SMOOT: It's definitely not about potholes.
Sean Smoot is with the Police Benevolent and Protective Association of Illinois - which lobbies for police pensions in Springfield. Smoot says the choice these mayors present - cutting basic services or paying public safety pensions - is a false one. And as for those benefit increases...
SMOOT: These pensions sweeteners that they like to point to. Those didn't happen without their agreement. So for them to turn around and say...General Assembly, you put these unfunded mandates on us - it's just simply not true.
An analysis by the non-profit Urban Institute, based on Washington D-C - found downstate Illinois police and fire pensions are actually LESS generous than similar plans across the country - largely because cops and firefighters here do NOT get Social Security.Police and fire interest groups say towns are now just trying to wriggle out of higher pension costs - that they should have seen coming decades ago.
TEPFER: This is the way that Illinois retains it's No. 1 ranking has having the worst-funded pension funds in the country.

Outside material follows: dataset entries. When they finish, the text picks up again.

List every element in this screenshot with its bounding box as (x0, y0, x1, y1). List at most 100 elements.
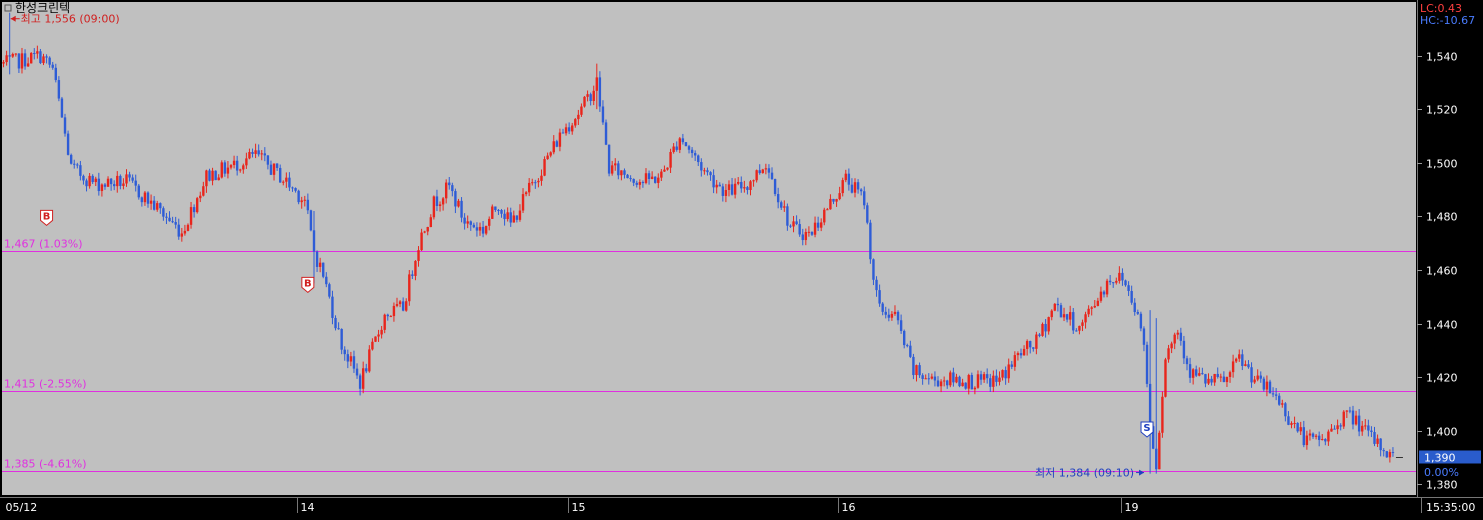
candle-body (1222, 376, 1226, 383)
candle-body (1161, 396, 1164, 433)
candle-body (527, 182, 531, 193)
candle-body (697, 155, 700, 163)
candle-body (208, 170, 211, 181)
high-label: 최고 1,556 (09:00) (21, 13, 120, 26)
candle-body (866, 205, 869, 223)
candle-body (137, 185, 140, 198)
candle-body (374, 336, 377, 342)
candle-body (1231, 361, 1235, 373)
candle-body (733, 183, 737, 195)
window-menu-icon[interactable] (4, 4, 12, 12)
candle-body (1115, 280, 1118, 283)
candles (2, 12, 1403, 474)
buy-marker[interactable]: B (40, 209, 54, 226)
candle-body (294, 188, 297, 191)
candle-body (930, 376, 934, 379)
level-lines: 1,467 (1.03%) 1,415 (-2.55%) 1,385 (-4.61%… (2, 238, 1416, 472)
candle-body (700, 162, 703, 171)
candle-body (1367, 425, 1370, 431)
candle-body (414, 260, 417, 276)
candle-body (878, 290, 881, 304)
candle-body (444, 182, 448, 199)
hc-indicator: HC:-10.67 (1420, 14, 1475, 27)
candle-body (995, 375, 998, 382)
candle-body (964, 382, 967, 389)
candle-body (1164, 359, 1167, 397)
candle-body (8, 55, 11, 57)
candle-body (595, 77, 599, 91)
candle-body (835, 199, 838, 202)
candle-body (463, 217, 466, 224)
candle-body (214, 170, 217, 181)
candle-body (660, 171, 663, 178)
candle-body (1247, 364, 1250, 368)
candle-body (472, 224, 476, 228)
candle-body (1293, 422, 1296, 424)
candle-body (109, 178, 113, 185)
candle-body (162, 208, 165, 217)
buy-marker[interactable]: B (301, 276, 315, 293)
sell-marker[interactable]: S (1140, 421, 1154, 438)
candle-body (1385, 451, 1388, 458)
candle-body (1155, 448, 1158, 470)
time-axis: 05/12 14 15 16 19 15:35:00 (0, 497, 1483, 514)
candle-body (195, 198, 199, 213)
candle-body (186, 224, 190, 231)
candle-body (1191, 369, 1195, 378)
candle-body (343, 349, 346, 355)
candle-body (33, 53, 36, 55)
candle-body (1324, 439, 1327, 442)
candle-body (60, 98, 64, 118)
candle-body (263, 153, 267, 156)
candle-body (192, 207, 196, 213)
candle-body (168, 217, 171, 222)
candle-body (1062, 314, 1066, 318)
candle-body (687, 146, 691, 150)
marker-letter: B (43, 211, 51, 222)
price-tick-label: 1,440 (1426, 319, 1458, 332)
candle-body (617, 163, 620, 176)
candle-body (352, 356, 356, 369)
candle-body (949, 372, 952, 386)
candle-body (488, 218, 491, 226)
candle-body (632, 179, 635, 183)
candle-body (847, 173, 851, 185)
candle-body (1176, 332, 1179, 335)
candle-body (1099, 291, 1103, 301)
candle-body (819, 222, 823, 228)
candle-body (1198, 373, 1201, 376)
candle-body (561, 132, 565, 134)
candle-body (300, 200, 303, 203)
candle-body (420, 232, 423, 251)
candle-body (586, 94, 589, 97)
candle-body (180, 233, 184, 237)
last-time-label: 15:35:00 (1426, 501, 1475, 514)
candle-body (220, 162, 223, 178)
candle-body (872, 259, 875, 280)
candle-body (1047, 317, 1050, 332)
price-tick-label: 1,380 (1426, 479, 1458, 492)
candle-body (232, 160, 236, 166)
candle-body (242, 165, 245, 170)
candle-body (275, 163, 279, 168)
candle-body (457, 200, 460, 207)
candle-body (1130, 290, 1133, 303)
candle-body (1007, 364, 1010, 379)
plot-area[interactable] (2, 2, 1416, 495)
candle-body (426, 227, 429, 232)
candle-body (103, 184, 107, 187)
candle-body (183, 230, 187, 234)
candle-body (383, 314, 386, 330)
candle-body (189, 207, 193, 225)
candle-body (1216, 373, 1219, 377)
candle-body (786, 206, 789, 226)
time-axis-label: 19 (1125, 501, 1139, 514)
candle-body (1170, 343, 1173, 349)
candle-body (952, 372, 955, 383)
candle-body (1102, 291, 1106, 295)
lc-indicator: LC:0.43 (1420, 2, 1462, 15)
candle-body (165, 216, 168, 218)
candle-body (1013, 355, 1017, 367)
high-arrow-head (10, 15, 16, 22)
candle-body (1096, 300, 1100, 306)
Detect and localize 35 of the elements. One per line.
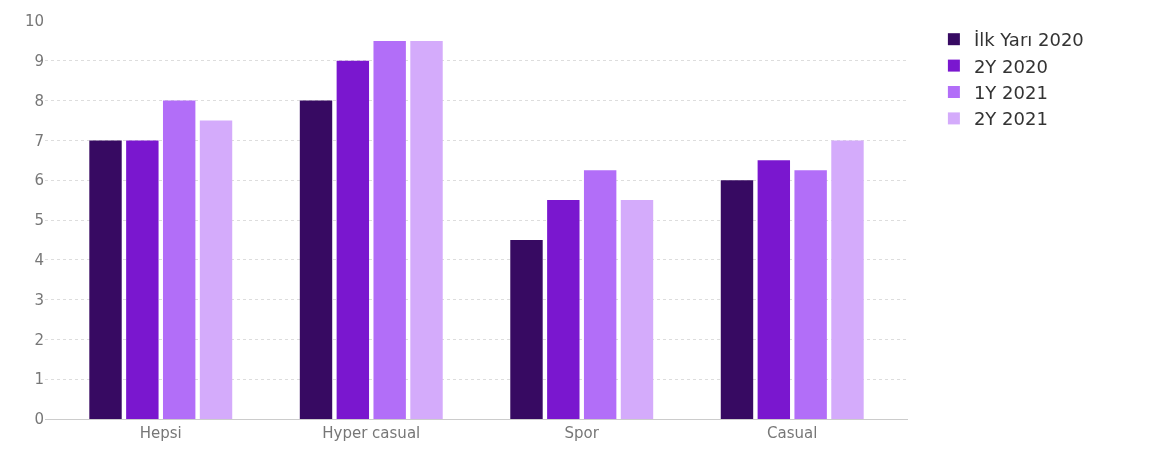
bar bbox=[583, 170, 617, 419]
y-tick-label: 5 bbox=[34, 211, 44, 230]
legend-label: 2Y 2021 bbox=[973, 108, 1048, 130]
bar bbox=[547, 200, 580, 419]
y-tick-label: 10 bbox=[24, 12, 44, 31]
y-tick-label: 9 bbox=[34, 52, 44, 71]
bar bbox=[162, 100, 196, 419]
y-tick-label: 3 bbox=[34, 290, 44, 309]
bar bbox=[89, 140, 122, 419]
y-tick-label: 0 bbox=[34, 410, 44, 429]
legend-label: 1Y 2021 bbox=[973, 82, 1048, 104]
bar bbox=[299, 100, 333, 419]
bar bbox=[126, 140, 159, 419]
bar bbox=[510, 239, 543, 419]
legend-label: 2Y 2020 bbox=[973, 55, 1048, 77]
bar bbox=[831, 140, 864, 419]
y-tick-label: 1 bbox=[34, 370, 44, 389]
y-tick-label: 7 bbox=[34, 131, 44, 150]
bar bbox=[199, 120, 233, 419]
bar bbox=[720, 180, 754, 419]
bar bbox=[620, 200, 654, 419]
x-tick-label: Hyper casual bbox=[322, 424, 421, 442]
x-tick-label: Casual bbox=[767, 424, 818, 442]
bar bbox=[794, 170, 827, 419]
y-tick-label: 4 bbox=[34, 251, 44, 270]
legend-label: İlk Yarı 2020 bbox=[973, 29, 1084, 51]
bar bbox=[757, 160, 791, 419]
bar bbox=[336, 60, 370, 419]
y-tick-label: 8 bbox=[34, 91, 44, 110]
y-tick-label: 6 bbox=[34, 171, 44, 190]
y-tick-label: 2 bbox=[34, 330, 44, 349]
x-tick-label: Hepsi bbox=[139, 424, 182, 442]
bar bbox=[373, 40, 406, 419]
x-tick-label: Spor bbox=[564, 424, 600, 442]
bar bbox=[410, 40, 443, 419]
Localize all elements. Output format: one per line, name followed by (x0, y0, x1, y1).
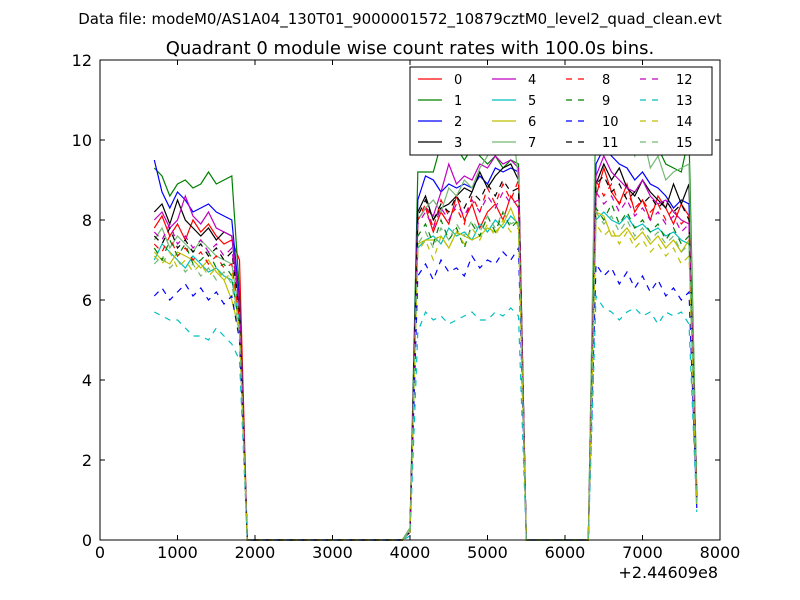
legend-label-14: 14 (676, 115, 693, 130)
x-tick-label: 0 (95, 543, 105, 562)
legend-label-8: 8 (602, 73, 610, 88)
x-tick-label: 4000 (390, 543, 431, 562)
y-tick-label: 4 (82, 371, 92, 390)
legend-label-4: 4 (528, 73, 536, 88)
legend-label-11: 11 (602, 136, 619, 151)
legend-box (409, 66, 713, 156)
y-tick-label: 12 (72, 51, 92, 70)
y-tick-label: 10 (72, 131, 92, 150)
x-tick-label: 3000 (312, 543, 353, 562)
legend-label-5: 5 (528, 94, 536, 109)
legend-label-1: 1 (454, 94, 462, 109)
legend-label-3: 3 (454, 136, 462, 151)
series-line-14 (153, 218, 698, 541)
y-tick-label: 6 (82, 291, 92, 310)
legend-label-12: 12 (676, 73, 693, 88)
series-line-4 (153, 154, 698, 541)
series-line-3 (153, 162, 698, 541)
series-line-2 (153, 146, 698, 541)
x-tick-label: 8000 (700, 543, 741, 562)
series-line-12 (153, 190, 698, 541)
chart-title: Quadrant 0 module wise count rates with … (166, 38, 655, 59)
x-tick-label: 2000 (235, 543, 276, 562)
legend-label-7: 7 (528, 136, 536, 151)
x-tick-label: 1000 (157, 543, 198, 562)
x-tick-label: 6000 (545, 543, 586, 562)
legend-label-10: 10 (602, 115, 619, 130)
x-tick-label: 5000 (467, 543, 508, 562)
suptitle: Data file: modeM0/AS1A04_130T01_90000015… (78, 10, 722, 29)
series-line-10 (153, 246, 698, 541)
legend-label-0: 0 (454, 73, 462, 88)
legend-label-6: 6 (528, 115, 536, 130)
series-line-6 (153, 206, 698, 541)
x-tick-label: 7000 (622, 543, 663, 562)
y-tick-label: 8 (82, 211, 92, 230)
series-line-11 (153, 174, 698, 541)
series-line-13 (154, 294, 698, 541)
legend-label-13: 13 (676, 94, 693, 109)
series-line-8 (153, 179, 698, 541)
legend-label-2: 2 (454, 115, 462, 130)
plot-area: 0 1000 2000 3000 4000 5000 6000 7000 80000246810… (72, 51, 741, 562)
x-offset-label: +2.44609e8 (618, 563, 718, 582)
legend-label-15: 15 (676, 136, 693, 151)
y-tick-label: 0 (82, 531, 92, 550)
legend-label-9: 9 (602, 94, 610, 109)
y-tick-label: 2 (82, 451, 92, 470)
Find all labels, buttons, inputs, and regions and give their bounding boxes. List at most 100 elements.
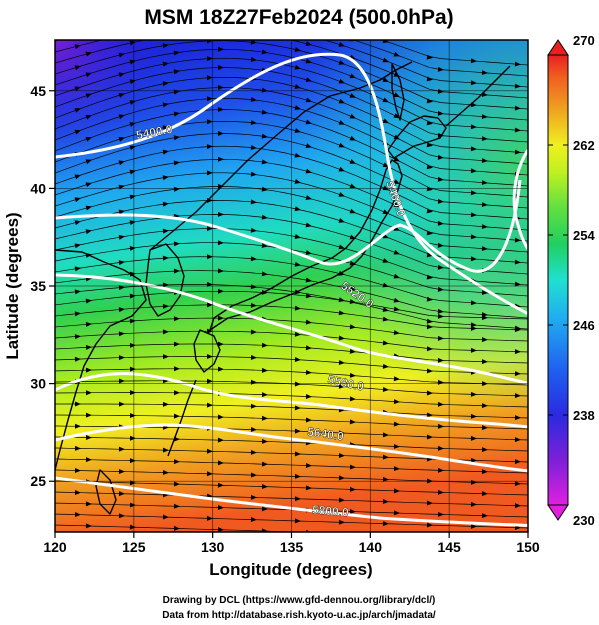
streamline-arrow xyxy=(514,459,521,465)
streamline-arrow xyxy=(217,437,224,443)
streamline-arrow xyxy=(349,113,356,119)
streamline-arrow xyxy=(129,318,136,324)
manchuria-coast xyxy=(149,61,413,251)
streamline-arrow xyxy=(261,484,268,490)
streamline-arrow xyxy=(306,552,312,557)
contour-line-5460 xyxy=(55,179,522,273)
streamline-arrow xyxy=(437,489,444,495)
streamline-arrow xyxy=(74,356,81,362)
japan-honshu-coast xyxy=(209,159,403,331)
streamline-arrow xyxy=(250,227,257,233)
streamline-arrow xyxy=(129,145,136,151)
streamline-arrow xyxy=(437,313,444,319)
streamline-arrow xyxy=(162,149,169,155)
streamline xyxy=(55,330,528,353)
streamline-arrow xyxy=(206,254,213,260)
streamline-arrow xyxy=(217,211,224,217)
streamline-arrow xyxy=(251,539,257,544)
streamline-arrow xyxy=(305,222,312,228)
streamline-arrow xyxy=(349,396,356,402)
streamline-arrow xyxy=(206,378,213,384)
y-tick-label-40: 40 xyxy=(30,180,46,196)
streamline-arrow xyxy=(437,264,444,270)
streamline-arrow xyxy=(74,197,81,203)
streamline-arrow xyxy=(85,51,92,57)
colorbar: 230 238 246 254 262 270 xyxy=(547,33,595,528)
streamline-arrow xyxy=(437,220,444,226)
streamline-arrow xyxy=(217,505,224,511)
streamline-arrow xyxy=(393,273,400,279)
streamline-arrow xyxy=(261,506,268,512)
streamline-arrow xyxy=(382,185,389,191)
streamline-arrow xyxy=(481,315,488,321)
streamline-arrow xyxy=(294,128,301,133)
streamline-arrow xyxy=(382,307,389,312)
map-title: MSM 18Z27Feb2024 (500.0hPa) xyxy=(144,6,453,29)
streamline-arrow xyxy=(250,302,257,308)
streamline-arrow xyxy=(514,237,521,243)
streamline-arrow xyxy=(206,226,213,232)
streamline-arrow xyxy=(481,70,488,76)
streamline-arrow xyxy=(74,490,81,496)
streamline-arrow xyxy=(338,335,345,341)
streamline-arrow xyxy=(118,491,125,497)
streamline-arrow xyxy=(349,159,356,164)
streamline-arrow xyxy=(481,136,488,142)
streamline xyxy=(55,40,528,110)
streamline-arrow xyxy=(338,360,345,366)
streamline xyxy=(55,158,528,231)
streamline-arrow xyxy=(470,391,477,397)
streamline-arrow xyxy=(426,296,433,302)
streamline-arrow xyxy=(515,569,521,574)
streamline-arrow xyxy=(437,286,444,292)
streamline-arrow xyxy=(119,557,125,562)
colorbar-tick-label-254: 254 xyxy=(573,228,595,243)
streamline-arrow xyxy=(426,76,433,82)
streamline-arrow xyxy=(250,427,257,433)
streamline-arrow xyxy=(217,106,224,112)
streamline-arrow xyxy=(173,341,180,347)
streamline-arrow xyxy=(174,32,180,38)
korea-coast xyxy=(145,243,185,317)
x-tick-label-125: 125 xyxy=(122,539,146,555)
streamline-arrow xyxy=(426,208,433,214)
streamline-arrow xyxy=(129,122,136,127)
streamline-arrow xyxy=(173,135,180,141)
streamline-arrow xyxy=(514,415,521,421)
streamline-arrow xyxy=(118,160,125,166)
streamline-arrow xyxy=(426,318,433,324)
streamline-arrow xyxy=(294,357,301,363)
streamline-arrow xyxy=(514,149,521,155)
streamline-arrow xyxy=(470,322,477,328)
contour-line-5580 xyxy=(55,372,528,429)
streamline-arrow xyxy=(481,246,488,252)
streamline-arrow xyxy=(217,482,224,488)
streamline-arrow xyxy=(261,367,268,373)
streamline-arrow xyxy=(338,244,345,250)
streamline-arrow xyxy=(338,430,345,436)
streamline-arrow xyxy=(217,527,224,532)
streamline-arrow xyxy=(305,277,312,283)
streamline-arrow xyxy=(250,199,257,205)
streamline-arrow xyxy=(217,288,224,294)
contour-line-5640 xyxy=(55,423,528,473)
streamline-arrow xyxy=(338,519,345,525)
streamline-arrow xyxy=(338,119,345,125)
streamline-arrow xyxy=(514,437,521,443)
streamline-arrow xyxy=(393,443,400,449)
streamline-arrow xyxy=(305,369,312,375)
streamline-arrow xyxy=(426,412,433,418)
contour-line-5400 xyxy=(55,52,528,316)
streamline-arrow xyxy=(129,502,136,508)
streamline-arrow xyxy=(294,496,301,502)
streamline-arrow xyxy=(261,392,268,398)
streamline-arrow xyxy=(350,553,356,558)
streamline-arrow xyxy=(118,307,125,313)
streamline-arrow xyxy=(250,56,257,62)
streamline-arrow xyxy=(305,529,312,532)
streamline-arrow xyxy=(393,466,400,472)
streamline xyxy=(55,270,528,319)
streamline-arrow xyxy=(338,497,345,503)
streamline-arrow xyxy=(437,467,444,473)
streamline-arrow xyxy=(250,120,257,126)
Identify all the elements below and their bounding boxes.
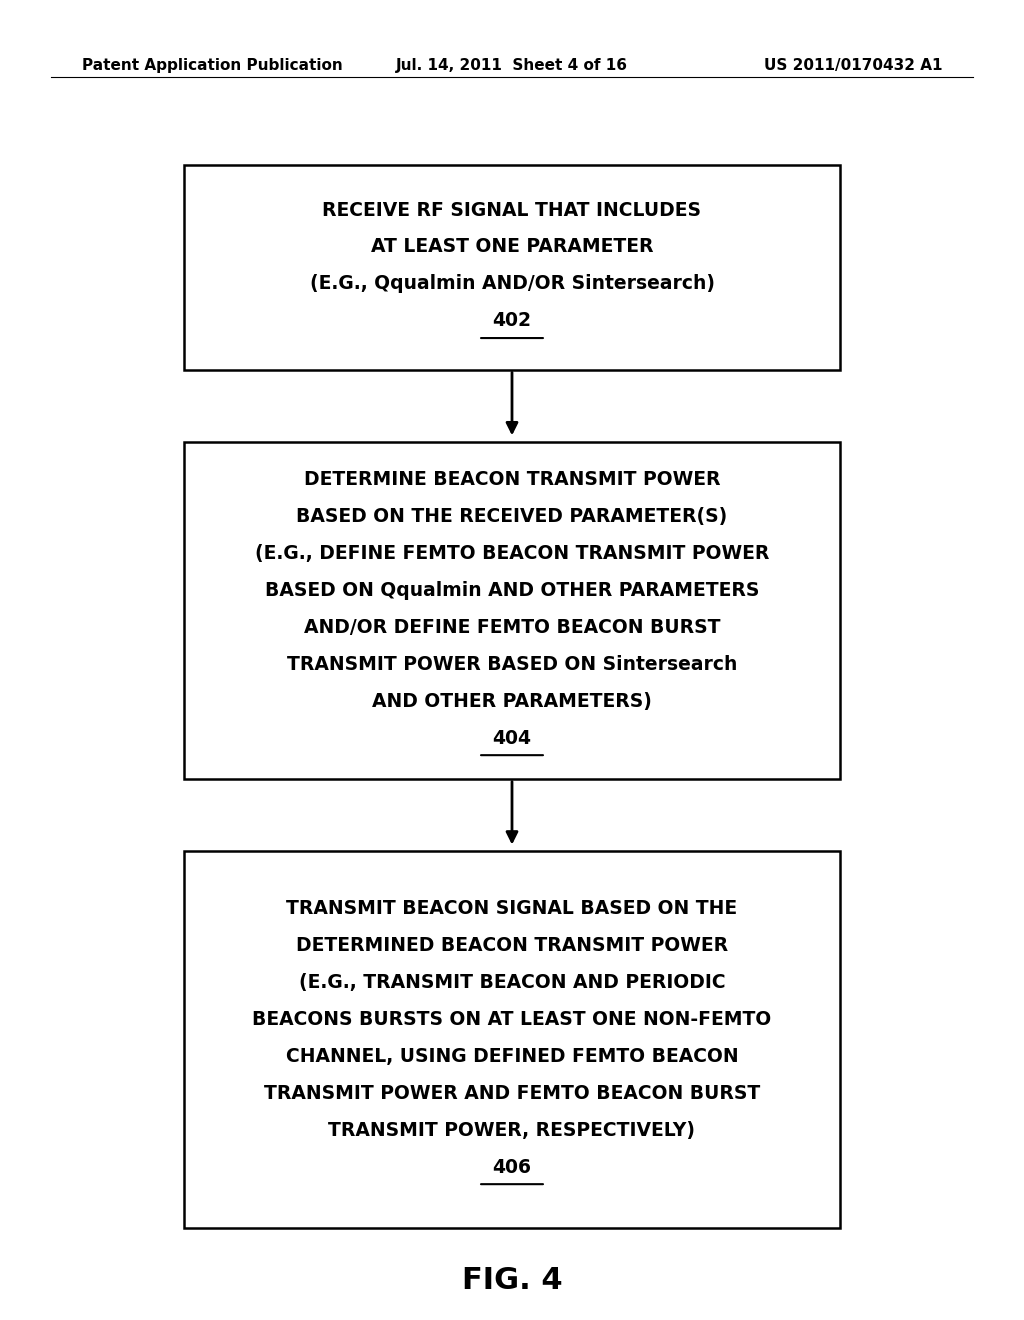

Art Tepfer has been a public pension actuary for Illinois police and fire funds for nearly three decades. And he says these skyrocketing pension costs were actually by design. In 1993, state lawmakers approved a pension funding scheme that worked kinda like an adjustable-rate mortgage - low payments at first, but rapidly rising payments in the future.
TEPFER: Well, we're in the future now. This is what's happened. And that's why we have a pension crisis. We saw it coming.
STRAHL: Well, you'll notice this piece of the street here has gone to complete gravel. ... So that's a bad thing.
Back on the tour of Mount Prospect, Assistant Village Manager Dave Strahl points out a whopper of a pothole that's eaten the road to its foundation. The longer it goes un-fixed, the worse it gets. Mayor Arlene Juracek leans in from the back seat to say that's the same reason state lawmakers need to change downstate police and fire pensions - soon.
JURACEK: If not now, when? You need to start because the problem gets worse every single year.
Mayors, union reps and state lawmakers are working on a solution - but nobody seems to think it'll get done before the General Assembly adjourns for the summer.